Despite repeated requests from major ISPs and international organizations, Rogue refused to intervene with these services, citing their “no matter what” pledge to their customers. Furthermore, international pressure from other governments failed to induce national-level intervention, as Rogue was based in a country whose laws did not adequately proscribe such hosting activities.
Ultimately, Rogue was forcibly taken offline through a coordinated effort from multiple security vendors working with several government organizations. This effort consisted of a targeted worm that spread through Rogue’s network. This denial-of-service attack successfully took Rogue’s machines offline, destroying much of the data stored with the ISP in the process. All of Rogue’s clients were affected. No other ISPs reported any impact from the worm, as it included mechanisms to limit its spread. As a result of this action, spam and botnet traffic immediately dropped significantly. In addition, new infections of several forms of ransomware ceased.
Rogue’s actions include violations of several principles of the Code. By allowing for the hosting of malicious software, Rogue facilitated the harm caused by their clients, violating both Principles 1.1 and 1.2. Additionally, Rogue was complicit in violating Principle 2.8, as the ISP was aware that their machines were hosting code that caused infections that were clearly not authorized. Finally, Rogue failed to consider the public good, violating Principle 3.1.
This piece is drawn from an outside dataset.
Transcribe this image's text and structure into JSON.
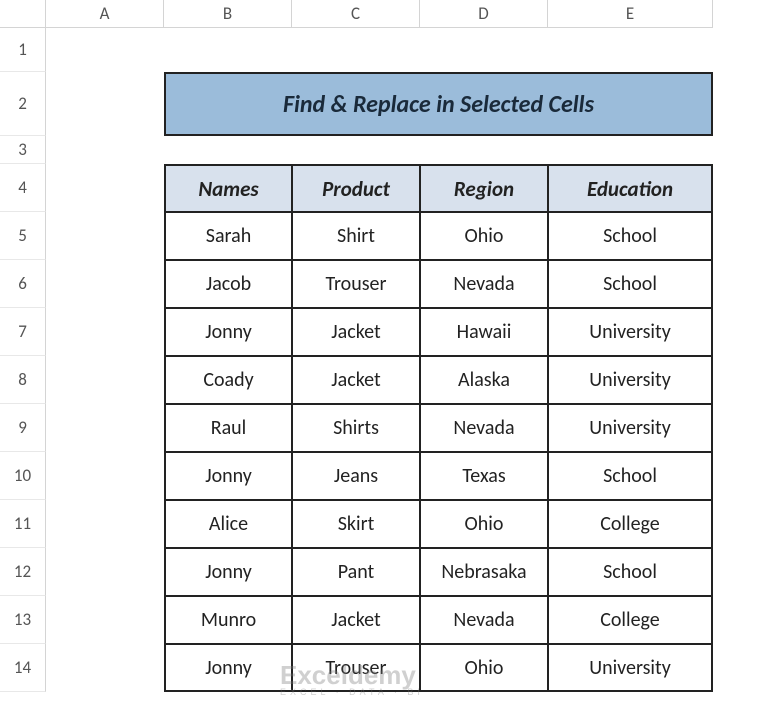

From the perspective of the worm authors, this case highlights a key nuance of Principle 1.2. Given that the worm was designed with the specific intent of causing harm to Rogue’s systems, the authors were obligated to ensure the harm was ethically justified. The worm aimed to shut down web services that were clearly harmful and malicious in nature, the intent of the worm is consistent with the moral obligations identified in Principle 1.1. Additionally, the worm included mechanisms to limit itself solely to Rogue’s systems, thus demonstrating an attempt to minimize unintended harm. Rogue’s retailer clients could rightfully object to the deletion of their data, so a better solution would have included additional precautions to avoid this unintentional harm.
The worm also highlights the guidance in Principle 2.8. The worm clearly accessed Rogue’s systems in ways that were not authorized, destroying data in the process. However, the goal of targeting malicious software demonstrates a compelling belief that the service disruption was consistent with the public good.
These cases studies are designed for educational purposes to illustrate how to apply the Code to analyze complex situations. All names, businesses, places, events, and incidents are fictitious and are not intended to refer to actual entities.